Dear Aunty Pam: I have just returned from having the annual Thanksgiving Dinner at my parents’ house and I’m so angry I decided I was going to write to you as soon as I got home.
I know Thanksgiving can be a stressful time of year for many but, I kid you not, this is how the day unfolded:
1. I was accused of not being more organized because I arrived late after my flight was delayed due to weather (my mother).
2. I was rudely reminded that it was supposed to be pot luck and I showed up empty handed, despite barely making it from the airport (my sister).
3. No one, and I mean no one, made any attempt to strike up conversation with me the entire time (my other sibling and in-laws included).
4. My mother made only a passing mention of the $50 bouquet I had sent a few days earlier as a centerpiece (it ended up on the kitchen island).
I’ve just had it. I’m the only family member that lives out of state and has to fly (or drive 12 hours) to make it home for Thanksgiving. It’s never been an enjoyable day but this past one just worked my last nerve. I felt miserable the entire time, and without trying to sound like I’m having a pity party, I really felt unloved and under appreciated. Christmas is coming and I just can’t bear the thought of going back. I’d really rather hang out with my friends and my dog, or will that just give them more ammo to use against me in the future? — Had it
Dear Had it: Boy, does that household sound like Dysfunction Junction. And the resentment from everyone mentioned, including yourself, sounds as if it’s been simmering under the lid for the last several years.
Maybe it’s because Aunty Pam is now of the age where I am suddenly keenly aware that several acquaintances and friends of mine have, in an eye blink, developed serious health issues, and so I make no bones about advising that “You do you.”
(That’s what the cool kids are saying these days, by the way.)
What that means is what it sounds like: You do you — seek self care whether it be avoidance of your family in the future, or showing up with a taser, but life is too short to be spent with hostile people.

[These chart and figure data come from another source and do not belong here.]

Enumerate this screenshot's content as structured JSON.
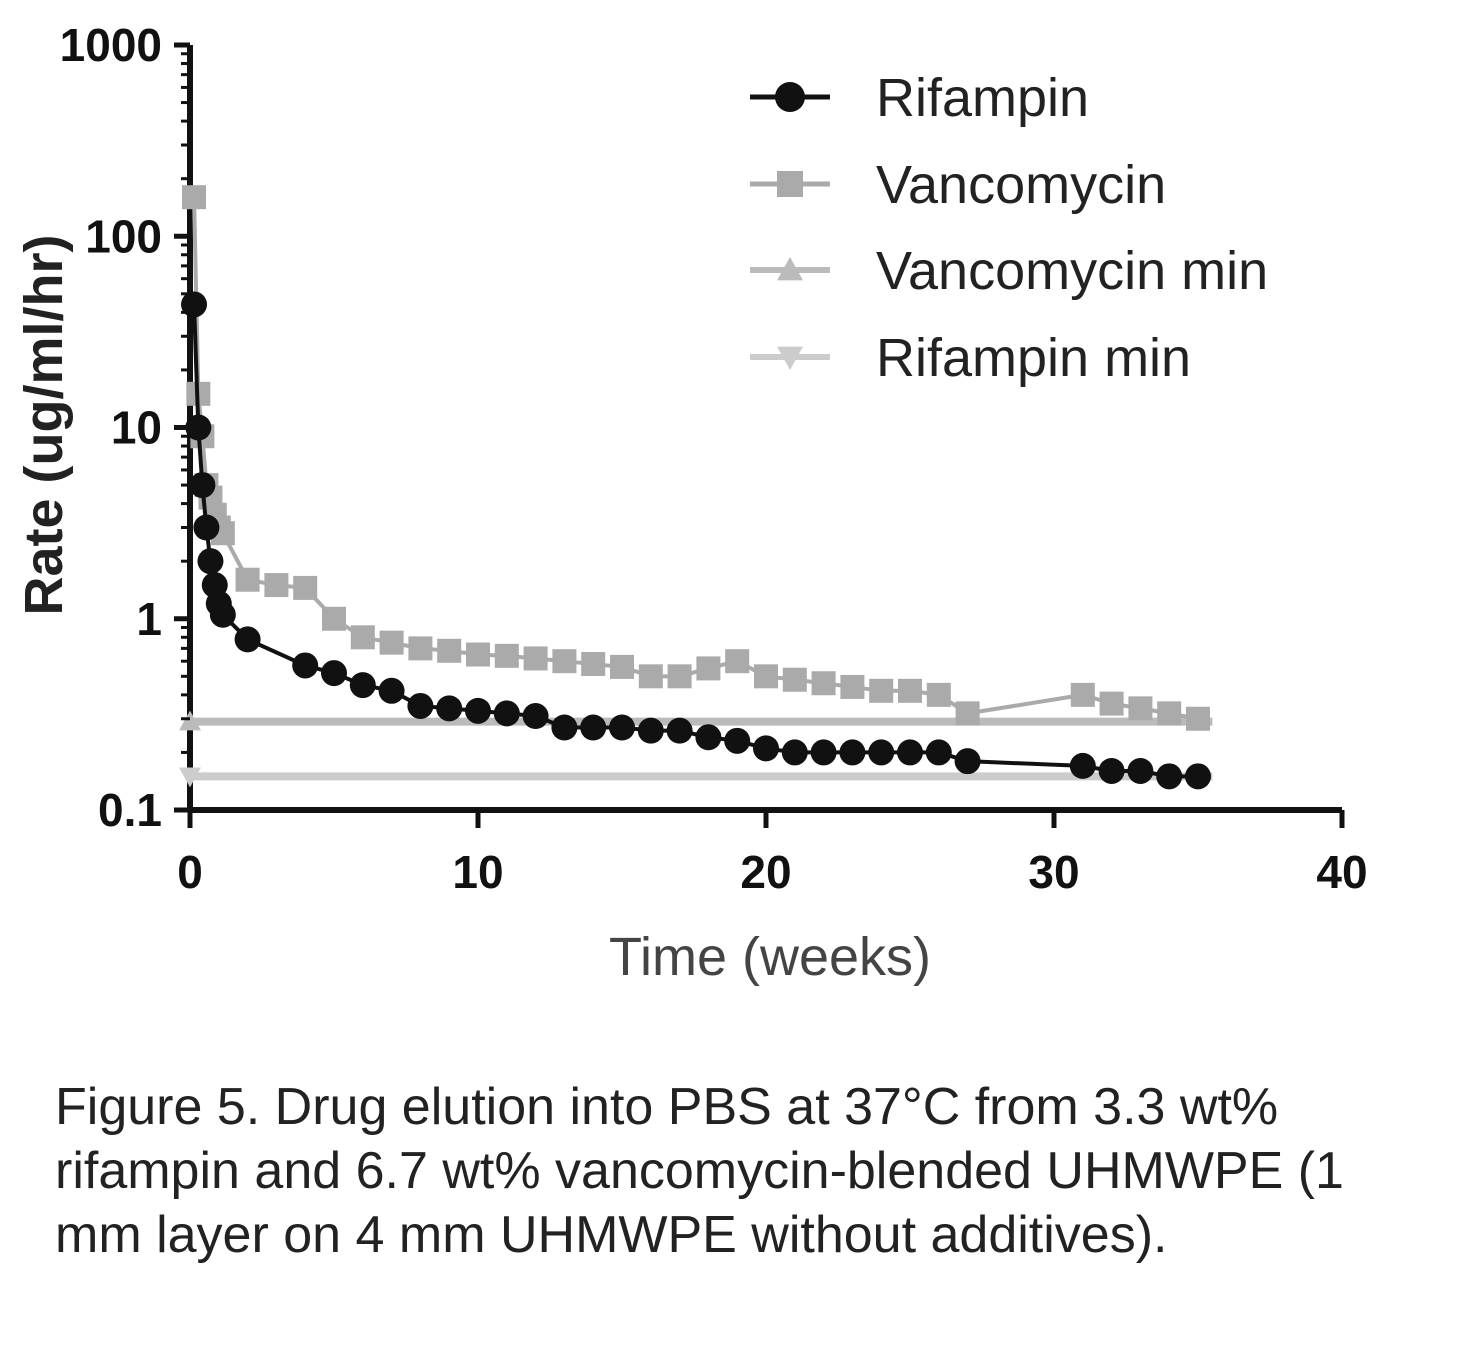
{
  "chart_data": {
    "type": "line",
    "xlabel": "Time (weeks)",
    "ylabel": "Rate (ug/ml/hr)",
    "xlim": [
      0,
      40
    ],
    "ylim": [
      0.1,
      1000
    ],
    "yscale": "log",
    "x_ticks": [
      0,
      10,
      20,
      30,
      40
    ],
    "y_ticks": [
      0.1,
      1,
      10,
      100,
      1000
    ],
    "y_tick_labels": [
      "0.1",
      "1",
      "10",
      "100",
      "1000"
    ],
    "grid": false,
    "legend_position": "top-right",
    "series": [
      {
        "name": "Rifampin",
        "color": "#111111",
        "marker": "circle",
        "x": [
          0.14,
          0.29,
          0.43,
          0.57,
          0.71,
          0.86,
          1.0,
          1.14,
          2.0,
          4.0,
          5.0,
          6.0,
          7.0,
          8.0,
          9.0,
          10.0,
          11.0,
          12.0,
          13.0,
          14.0,
          15.0,
          16.0,
          17.0,
          18.0,
          19.0,
          20.0,
          21.0,
          22.0,
          23.0,
          24.0,
          25.0,
          26.0,
          27.0,
          31.0,
          32.0,
          33.0,
          34.0,
          35.0
        ],
        "y": [
          44,
          10,
          5,
          3,
          2,
          1.5,
          1.2,
          1.05,
          0.78,
          0.57,
          0.52,
          0.45,
          0.42,
          0.35,
          0.34,
          0.33,
          0.32,
          0.31,
          0.27,
          0.27,
          0.27,
          0.26,
          0.26,
          0.24,
          0.23,
          0.21,
          0.2,
          0.2,
          0.2,
          0.2,
          0.2,
          0.2,
          0.18,
          0.17,
          0.16,
          0.16,
          0.15,
          0.15
        ]
      },
      {
        "name": "Vancomycin",
        "color": "#aaaaaa",
        "marker": "square",
        "x": [
          0.14,
          0.29,
          0.43,
          0.57,
          0.71,
          0.86,
          1.0,
          1.14,
          2.0,
          3.0,
          4.0,
          5.0,
          6.0,
          7.0,
          8.0,
          9.0,
          10.0,
          11.0,
          12.0,
          13.0,
          14.0,
          15.0,
          16.0,
          17.0,
          18.0,
          19.0,
          20.0,
          21.0,
          22.0,
          23.0,
          24.0,
          25.0,
          26.0,
          27.0,
          31.0,
          32.0,
          33.0,
          34.0,
          35.0
        ],
        "y": [
          160,
          15,
          9,
          5,
          4.3,
          3.5,
          3,
          2.8,
          1.6,
          1.5,
          1.45,
          1.0,
          0.8,
          0.75,
          0.7,
          0.68,
          0.65,
          0.64,
          0.62,
          0.6,
          0.58,
          0.56,
          0.5,
          0.5,
          0.55,
          0.6,
          0.5,
          0.48,
          0.46,
          0.44,
          0.42,
          0.42,
          0.4,
          0.32,
          0.4,
          0.36,
          0.34,
          0.32,
          0.3
        ]
      },
      {
        "name": "Vancomycin min",
        "color": "#bbbbbb",
        "marker": "triangle",
        "x": [
          0,
          35.5
        ],
        "y": [
          0.29,
          0.29
        ]
      },
      {
        "name": "Rifampin min",
        "color": "#cccccc",
        "marker": "triangle-down",
        "x": [
          0,
          35.5
        ],
        "y": [
          0.15,
          0.15
        ]
      }
    ]
  },
  "caption": "Figure 5. Drug elution into PBS at 37°C from 3.3 wt% rifampin and 6.7 wt% vancomycin-blended UHMWPE (1 mm layer on 4 mm UHMWPE without additives)."
}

That doesn’t mean you have to cut them entirely out of your life without explanation or not try again in the future. You can, for example, send identical letters to your mother and siblings stating how hurt and targeted for abuse you felt. If it feels better to phone your mother instead, by all means do so, just have a glass of vino first, to calm yourself and count to 10 instead of replying in haste and anger should you feel your buttons being pushed. And please ask your mother how being more organized would have helped flights being delayed by the bomb cyclone that canceled hundreds of flights because Aunty Pam is dying to know. Now, if you got drunk at an airport bar, passed out and missed a connection, then I’ve got to say you might deserve a bit of backchat, but otherwise. …
As you may have gleaned, I’m not someone who advises that people jump through flaming hoops just to live peaceably with family members who are consistently obnoxious. I’m a firm believer in the oft-misunderstood adage “Blood is thicker than water.”
Because the actual adage is “the blood of the covenant is thicker than the water of the womb.” Meaning that the bonds you choose in life (your friends, for example) are stronger than the bonds you are bound to by shared DNA.
Now, doesn’t that make you feel better?
You go right ahead and spend Christmas with your pals and your dog. There’s not a thing wrong with beginning new traditions: volunteering at a shelter, visiting shut-ins or pigging out in front of a Hallmark Movie Marathon. You do you.